"I don't know," said Billy soberly. "It may be half a day or a whole day more—you remember how vague that old woman was last night...!" Bitterly he added, "And I'm afraid you've got a chump of a guide."
"I've the best one in the world!" she flashed indignantly.
But her assurance brought no solace to the young man's troubled soul. He reflected that they could have taken a train the day before. To be sure, he had not money enough for tickets to Luxor, yet he had enough for two to Girgeh. But Arlee had shrunk from entering a train in her dishevelled costume, fearful of watching eyes and gossiping tongues, and had advised riding on to Girgeh, where shops and banks would help them, and he had yielded apparently to her desires, but in reality to his own secret self that clung to every joyful contraband moment of this magic time with her. Sincerely he had thought their danger ended.... But those trailing horsemen—"Brute!" he raged dumbly at himself. "Dolt! Idiot!"

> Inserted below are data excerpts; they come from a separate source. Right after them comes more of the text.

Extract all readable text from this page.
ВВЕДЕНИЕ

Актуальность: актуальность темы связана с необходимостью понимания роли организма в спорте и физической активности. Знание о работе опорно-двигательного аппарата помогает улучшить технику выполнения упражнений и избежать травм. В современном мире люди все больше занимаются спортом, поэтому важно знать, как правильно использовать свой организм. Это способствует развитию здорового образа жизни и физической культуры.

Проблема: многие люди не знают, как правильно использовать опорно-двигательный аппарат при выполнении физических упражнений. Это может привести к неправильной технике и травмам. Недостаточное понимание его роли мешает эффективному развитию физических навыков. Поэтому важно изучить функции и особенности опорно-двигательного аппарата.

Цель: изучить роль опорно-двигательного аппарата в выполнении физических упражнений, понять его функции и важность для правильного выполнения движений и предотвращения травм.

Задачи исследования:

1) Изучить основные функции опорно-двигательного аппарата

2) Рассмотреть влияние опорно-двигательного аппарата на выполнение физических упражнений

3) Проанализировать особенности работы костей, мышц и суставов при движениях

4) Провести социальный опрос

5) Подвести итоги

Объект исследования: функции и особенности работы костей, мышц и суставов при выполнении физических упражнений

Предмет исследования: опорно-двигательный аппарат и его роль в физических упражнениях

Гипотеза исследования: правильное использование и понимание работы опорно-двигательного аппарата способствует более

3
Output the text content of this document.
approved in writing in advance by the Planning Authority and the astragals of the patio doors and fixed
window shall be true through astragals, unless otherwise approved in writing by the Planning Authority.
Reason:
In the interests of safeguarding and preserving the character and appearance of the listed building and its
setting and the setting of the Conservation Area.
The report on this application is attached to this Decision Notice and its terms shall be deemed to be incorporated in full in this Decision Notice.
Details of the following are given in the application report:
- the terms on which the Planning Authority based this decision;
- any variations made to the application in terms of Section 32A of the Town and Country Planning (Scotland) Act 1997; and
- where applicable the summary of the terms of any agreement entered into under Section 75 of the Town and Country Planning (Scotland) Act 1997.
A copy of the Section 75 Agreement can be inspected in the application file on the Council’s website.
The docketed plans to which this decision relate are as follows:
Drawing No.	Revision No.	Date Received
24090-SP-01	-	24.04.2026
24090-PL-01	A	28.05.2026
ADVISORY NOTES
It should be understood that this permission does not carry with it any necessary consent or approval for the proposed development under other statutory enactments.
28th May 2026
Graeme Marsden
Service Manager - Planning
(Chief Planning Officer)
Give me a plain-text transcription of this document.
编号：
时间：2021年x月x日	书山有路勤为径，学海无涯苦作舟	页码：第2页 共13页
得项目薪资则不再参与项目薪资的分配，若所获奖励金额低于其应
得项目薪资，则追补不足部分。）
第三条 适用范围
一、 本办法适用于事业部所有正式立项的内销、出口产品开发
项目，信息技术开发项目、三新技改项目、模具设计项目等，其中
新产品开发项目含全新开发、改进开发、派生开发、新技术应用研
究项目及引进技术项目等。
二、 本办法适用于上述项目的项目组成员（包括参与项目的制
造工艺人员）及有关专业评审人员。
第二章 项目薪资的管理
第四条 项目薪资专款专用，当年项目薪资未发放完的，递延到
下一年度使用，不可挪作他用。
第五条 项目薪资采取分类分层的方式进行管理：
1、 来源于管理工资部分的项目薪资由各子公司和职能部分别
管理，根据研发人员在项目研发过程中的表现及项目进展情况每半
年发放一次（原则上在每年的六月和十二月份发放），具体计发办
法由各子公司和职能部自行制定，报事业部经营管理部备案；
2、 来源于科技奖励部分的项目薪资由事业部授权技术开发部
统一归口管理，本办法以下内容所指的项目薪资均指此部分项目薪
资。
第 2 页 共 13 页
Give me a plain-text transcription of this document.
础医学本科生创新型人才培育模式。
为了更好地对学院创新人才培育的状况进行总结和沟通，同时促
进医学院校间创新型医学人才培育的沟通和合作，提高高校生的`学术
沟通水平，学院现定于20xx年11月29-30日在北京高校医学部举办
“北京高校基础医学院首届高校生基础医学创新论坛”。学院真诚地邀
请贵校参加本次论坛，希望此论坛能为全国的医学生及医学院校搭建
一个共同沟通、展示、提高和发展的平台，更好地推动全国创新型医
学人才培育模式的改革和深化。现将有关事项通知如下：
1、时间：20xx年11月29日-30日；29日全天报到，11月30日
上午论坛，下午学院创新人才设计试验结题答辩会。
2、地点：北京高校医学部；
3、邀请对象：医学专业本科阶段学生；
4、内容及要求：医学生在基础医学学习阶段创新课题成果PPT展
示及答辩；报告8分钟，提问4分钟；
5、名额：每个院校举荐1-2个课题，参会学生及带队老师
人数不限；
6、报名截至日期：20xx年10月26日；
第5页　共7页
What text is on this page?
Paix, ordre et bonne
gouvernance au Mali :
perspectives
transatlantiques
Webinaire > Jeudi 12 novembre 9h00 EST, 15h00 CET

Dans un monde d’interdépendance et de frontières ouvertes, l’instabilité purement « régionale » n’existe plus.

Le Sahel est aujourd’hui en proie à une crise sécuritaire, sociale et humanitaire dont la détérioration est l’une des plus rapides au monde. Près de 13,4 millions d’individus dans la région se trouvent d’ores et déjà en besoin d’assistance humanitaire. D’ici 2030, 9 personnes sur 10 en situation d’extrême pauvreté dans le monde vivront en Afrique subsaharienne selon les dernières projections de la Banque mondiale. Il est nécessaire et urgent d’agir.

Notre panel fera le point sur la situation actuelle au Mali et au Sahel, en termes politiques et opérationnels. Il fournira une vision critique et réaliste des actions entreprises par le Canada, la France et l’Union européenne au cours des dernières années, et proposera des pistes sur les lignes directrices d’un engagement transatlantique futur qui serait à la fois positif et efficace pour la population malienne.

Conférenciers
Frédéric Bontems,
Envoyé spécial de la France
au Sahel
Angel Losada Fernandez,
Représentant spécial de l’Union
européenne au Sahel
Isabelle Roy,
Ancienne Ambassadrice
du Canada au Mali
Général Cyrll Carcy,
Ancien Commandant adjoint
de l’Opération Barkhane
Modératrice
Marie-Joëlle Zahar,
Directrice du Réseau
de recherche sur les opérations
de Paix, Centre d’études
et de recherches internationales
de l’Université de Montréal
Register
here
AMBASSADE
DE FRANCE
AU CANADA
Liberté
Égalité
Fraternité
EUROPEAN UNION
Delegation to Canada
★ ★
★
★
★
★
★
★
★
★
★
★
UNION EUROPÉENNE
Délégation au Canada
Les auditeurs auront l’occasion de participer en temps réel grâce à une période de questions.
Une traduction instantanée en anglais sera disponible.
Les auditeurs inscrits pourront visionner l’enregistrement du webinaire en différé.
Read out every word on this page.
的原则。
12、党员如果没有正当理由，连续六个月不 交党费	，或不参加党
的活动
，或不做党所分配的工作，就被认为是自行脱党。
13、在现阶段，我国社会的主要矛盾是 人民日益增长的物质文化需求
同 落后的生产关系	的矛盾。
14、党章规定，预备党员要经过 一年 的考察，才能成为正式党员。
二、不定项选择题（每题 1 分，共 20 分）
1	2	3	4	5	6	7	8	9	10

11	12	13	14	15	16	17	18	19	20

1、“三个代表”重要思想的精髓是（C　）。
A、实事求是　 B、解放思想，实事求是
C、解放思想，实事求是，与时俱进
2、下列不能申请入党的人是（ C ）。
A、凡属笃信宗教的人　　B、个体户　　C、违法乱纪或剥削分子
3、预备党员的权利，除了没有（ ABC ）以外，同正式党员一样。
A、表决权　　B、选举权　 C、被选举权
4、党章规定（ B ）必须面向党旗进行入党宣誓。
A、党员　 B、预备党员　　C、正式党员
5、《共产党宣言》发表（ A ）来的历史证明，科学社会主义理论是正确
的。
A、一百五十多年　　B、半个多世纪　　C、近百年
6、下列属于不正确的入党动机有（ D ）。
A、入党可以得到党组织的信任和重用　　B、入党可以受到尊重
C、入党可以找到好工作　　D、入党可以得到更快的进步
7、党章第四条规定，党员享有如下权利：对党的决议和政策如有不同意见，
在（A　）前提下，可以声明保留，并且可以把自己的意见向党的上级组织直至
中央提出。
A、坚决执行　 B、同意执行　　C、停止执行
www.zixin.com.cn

Anxiously Billy looked at Arlee. It was an ordeal of a ride.
They had ridden on in silence, occasionally glancing back over their shoulders. At last Arlee said, quietly, "Do you see anything—over there—to the left?"
Billy had been seeing it for fifteen minutes.
"Another horseman, isn't it?" he carelessly suggested.
"He seems to be riding the same way we are."
"Well, we've no monopoly of travel in this region."
She answered, after a moment, "There's another close behind him. I just saw him on top of a little hill. I suppose they can see us?"